Which raises the question of whether your internal narrative has kept pace. Most RTO communications were written to project confidence and finality: this is what we decided, here's why, here's when. The conditions those messages were built on like a frozen market, fewer alternatives, weaker worker leverage have shifted, and employees know it. A narrative that was accurate eighteen months ago, left unchanged, now reads as either oblivious or indifferent to what people are living through. Neither is a position you want to hold onto.
Two-thirds of CFOs now own the strategy function. Five years ago, that number was under a third.
McKinsey & Company's 24th annual Global CFO Forum brought together about 100 finance chiefs from more than 30 countries this month, and Andy West, global co-leader of the firm's strategy and corporate finance practice, ran a straw poll: does the strategy function report to you? About two-thirds of the room raised a hand whereas five years ago it would have been under a third.
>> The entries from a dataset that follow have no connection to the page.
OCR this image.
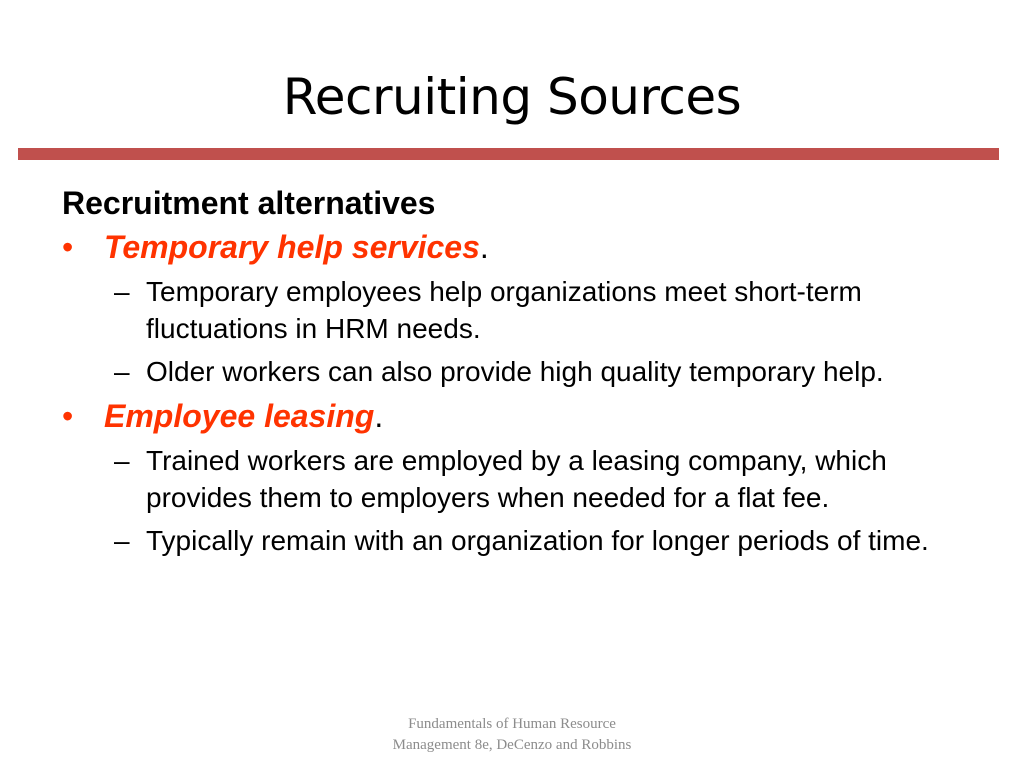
Recruiting Sources
Recruitment alternatives
• Temporary help services.
– Temporary employees help organizations meet short-term fluctuations in HRM needs.
– Older workers can also provide high quality temporary help.
• Employee leasing.
– Trained workers are employed by a leasing company, which provides them to employers when needed for a flat fee.
– Typically remain with an organization for longer periods of time.
Fundamentals of Human Resource
Management 8e, DeCenzo and Robbins
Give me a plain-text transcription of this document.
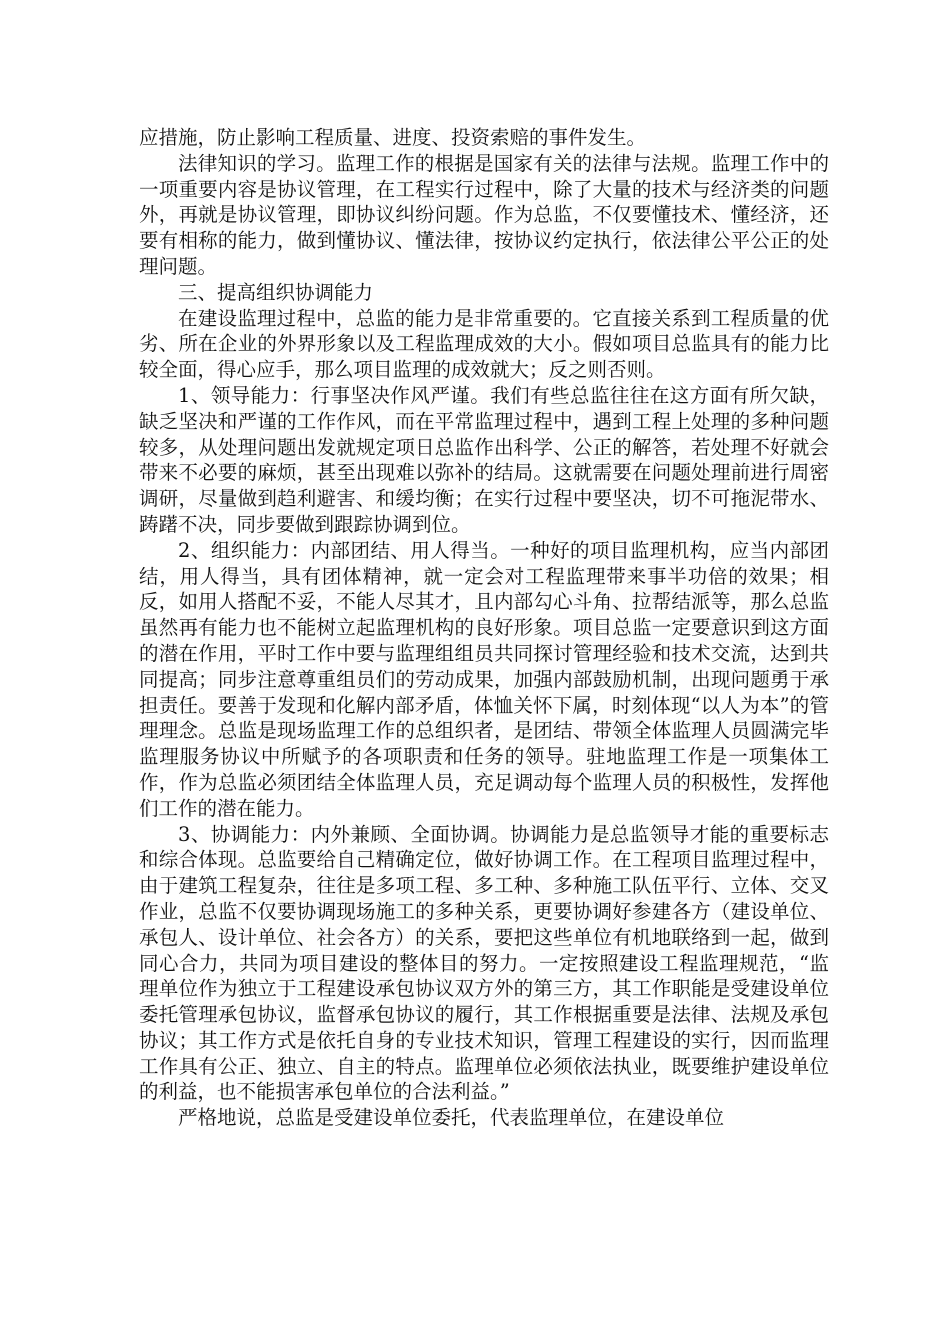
应措施，防止影响工程质量、进度、投资索赔的事件发生。

法律知识的学习。监理工作的根据是国家有关的法律与法规。监理工作中的一项重要内容是协议管理，在工程实行过程中，除了大量的技术与经济类的问题外，再就是协议管理，即协议纠纷问题。作为总监，不仅要懂技术、懂经济，还要有相称的能力，做到懂协议、懂法律，按协议约定执行，依法律公平公正的处理问题。

三、提高组织协调能力

在建设监理过程中，总监的能力是非常重要的。它直接关系到工程质量的优劣、所在企业的外界形象以及工程监理成效的大小。假如项目总监具有的能力比较全面，得心应手，那么项目监理的成效就大；反之则否则。

1、领导能力：行事坚决作风严谨。我们有些总监往往在这方面有所欠缺，缺乏坚决和严谨的工作作风，而在平常监理过程中，遇到工程上处理的多种问题较多，从处理问题出发就规定项日总监作出科学、公正的解答，若处理不好就会带来不必要的麻烦，甚至出现难以弥补的结局。这就需要在问题处理前进行周密调研，尽量做到趋利避害、和缓均衡；在实行过程中要坚决，切不可拖泥带水、踌躇不决，同步要做到跟踪协调到位。

2、组织能力：内部团结、用人得当。一种好的项目监理机构，应当内部团结，用人得当，具有团体精神，就一定会对工程监理带来事半功倍的效果；相反，如用人搭配不妥，不能人尽其才，且内部勾心斗角、拉帮结派等，那么总监虽然再有能力也不能树立起监理机构的良好形象。项目总监一定要意识到这方面的潜在作用，平时工作中要与监理组组员共同探讨管理经验和技术交流，达到共同提高；同步注意尊重组员们的劳动成果，加强内部鼓励机制，出现问题勇于承担责任。要善于发现和化解内部矛盾，体恤关怀下属，时刻体现“以人为本”的管理理念。总监是现场监理工作的总组织者，是团结、带领全体监理人员圆满完毕监理服务协议中所赋予的各项职责和任务的领导。驻地监理工作是一项集体工作，作为总监必须团结全体监理人员，充足调动每个监理人员的积极性，发挥他们工作的潜在能力。

3、协调能力：内外兼顾、全面协调。协调能力是总监领导才能的重要标志和综合体现。总监要给自己精确定位，做好协调工作。在工程项目监理过程中，由于建筑工程复杂，往往是多项工程、多工种、多种施工队伍平行、立体、交叉作业，总监不仅要协调现场施工的多种关系，更要协调好参建各方（建设单位、承包人、设计单位、社会各方）的关系，要把这些单位有机地联络到一起，做到同心合力，共同为项目建设的整体目的努力。一定按照建设工程监理规范，“监理单位作为独立于工程建设承包协议双方外的第三方，其工作职能是受建设单位委托管理承包协议，监督承包协议的履行，其工作根据重要是法律、法规及承包协议；其工作方式是依托自身的专业技术知识，管理工程建设的实行，因而监理工作具有公正、独立、自主的特点。监理单位必须依法执业，既要维护建设单位的利益，也不能损害承包单位的合法利益。”

严格地说，总监是受建设单位委托，代表监理单位，在建设单位
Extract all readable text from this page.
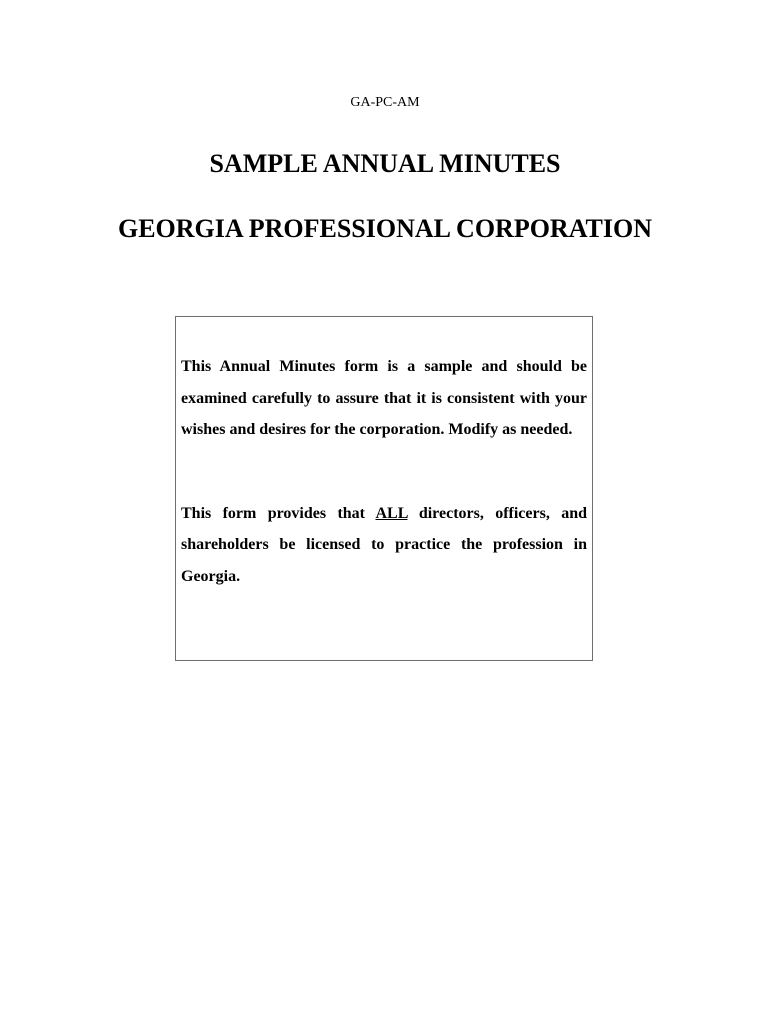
GA-PC-AM
SAMPLE ANNUAL MINUTES
GEORGIA PROFESSIONAL CORPORATION

This Annual Minutes form is a sample and should be examined carefully to assure that it is consistent with your wishes and desires for the corporation. Modify as needed.

This form provides that ALL directors, officers, and shareholders be licensed to practice the profession in Georgia.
"We are definitely in a new era," he told Fortune. The explanation isn't complicated. McKinsey tracks a metric it calls the "shuffle rate" which shows how frequently companies gain or lose market share within industries and that rate has risen roughly 50 percent across all industries since the mid-90s. In faster-moving competitive environments, boards and CEOs are putting strategic authority closer to the person who controls capital allocation and can read the financial signals fastest. The CFO, in many organizations, has now become the person running both the money and the plan.
The obvious implication for communicators is the investor relations overlap, but that border has always been shared territory. The shift that matters more is around resource allocation. Because when the CFO owns strategy, the CFO owns the criteria by which every function's contribution gets judged, and those criteria are financial. Strategy run out of the CEO's office left room for judgment calls about reputation, trust, and relationships, value a CEO can feel even when no one can model it. Strategy run out of finance defaults to what can be measured, and communications has historically been the function least equipped to state its return in that language. The value is real as we know but the attribution is hard. That distinction protected comms budgets when the person approving them shared the intuition but it offers no protection to a CFO looking at a spreadsheet.
Budget season for 2027 is about to open, and the headcount and program asks that used to be defended with coverage volume, share of voice, and sentiment scores now land on the desk of someone who funds by return. So what your teams should be thinking about right now is a translation exercise: pick the business outcomes that sit closest to your work (pipeline touched by earned coverage, crisis costs avoided, recruiting spend against employer reputation, pricing power protected by trust) and put a number on at least one of them, even a conservative number with visible assumptions. Walking in and saying "this program influenced $4 million in pipeline, here's the model, challenge my assumptions" starts a finance conversation but walking in with impressions starts a cut.
The harder question sits underneath the budget one. A CFO who owns strategy is deciding which functions are strategic and which are overhead, and that sorting is happening now, in rooms most communications leaders aren't in. So the test for your own 2027 request: if it landed on the CFO's desk this afternoon, is there a single line in it the CFO would recognize as a return?